Al (Metal)-Cu50Zr50 (Metallic Glass) Interface Response to Cyclic Deformation: An Atomistic Simulation Study

Abstract

The role of the interface is vital in determining the mechanical behaviour of the composite. So, the present study investigates the Al-Cu50Zr50 metallic glass interface behaviour subjected to strain-controlled cyclic deformation in Al-metal matrix composites reinforced with Cu50Zr50 metallic glass. The interface model is studied by performing molecular dynamics simulations. The interactions between Al, Cu and Zr atoms are modelled using the embedded atoms method (EAM) potential.

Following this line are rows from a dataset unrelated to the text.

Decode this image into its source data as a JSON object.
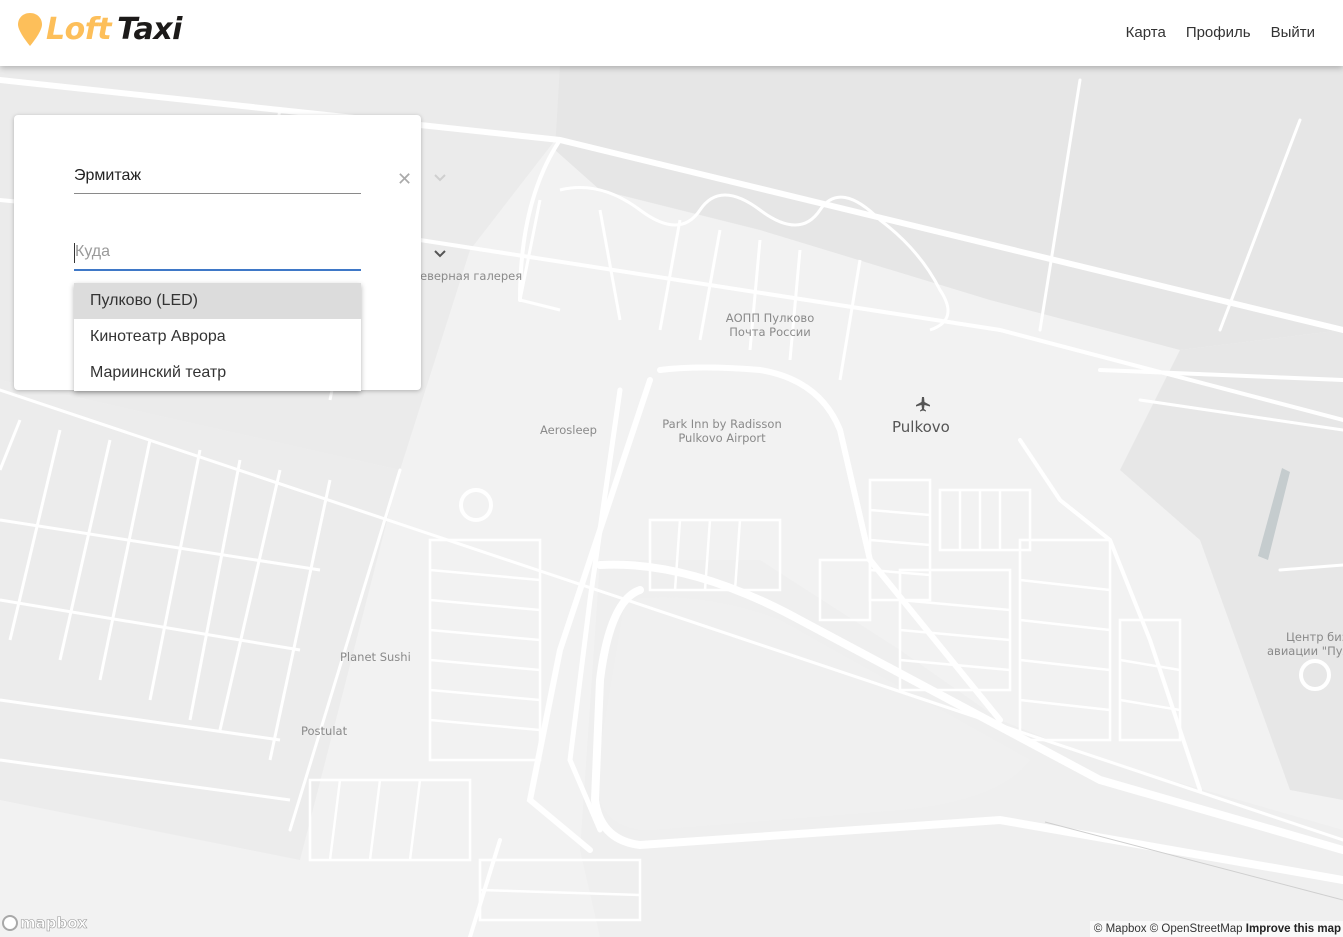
{
  "header": {
    "logo": {
      "loft": "Loft",
      "taxi": "Taxi"
    },
    "nav": [
      {
        "label": "Карта"
      },
      {
        "label": "Профиль"
      },
      {
        "label": "Выйти"
      }
    ]
  },
  "order": {
    "from_value": "Эрмитаж",
    "to_placeholder": "Куда",
    "suggestions": [
      "Пулково (LED)",
      "Кинотеатр Аврора",
      "Мариинский театр"
    ]
  },
  "map": {
    "labels": {
      "gallery": "еверная галерея",
      "post_office_line1": "АОПП Пулково",
      "post_office_line2": "Почта России",
      "airport": "Pulkovo",
      "park_inn_line1": "Park Inn by Radisson",
      "park_inn_line2": "Pulkovo Airport",
      "aerosleep": "Aerosleep",
      "planet_sushi": "Planet Sushi",
      "postulat": "Postulat",
      "business_line1": "Центр бизн",
      "business_line2": "авиации \"Пулк"
    },
    "mapbox_logo": "mapbox",
    "attribution": {
      "mapbox": "© Mapbox",
      "osm": "© OpenStreetMap",
      "improve": "Improve this map"
    }
  },
  "colors": {
    "accent": "#fdbf5a",
    "input_active": "#3f78c7",
    "selected_item": "#dcdcdc"
  }
}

The model is subjected to compression-tension cycles at a strain amplitude of 0.01 up to 20 cycles at a constant temperature of 300 K. The results show that the interface shows cyclic hardening behaviour because the peak stress increases with an increase in the number of cycles. Microstructural analysis in the Al region shows the formation of stacking faults and Lomer-Cottrell barriers. Also, the formation of stacking fault tetrahedrons is observed. The Voronoi structural analysis in Cu50Zr50 metallic glass reveals the breakdown of the (0 0 12 0) icosahedral network and the formation of new clusters. The interface did not fracture till the subjected number of cycles.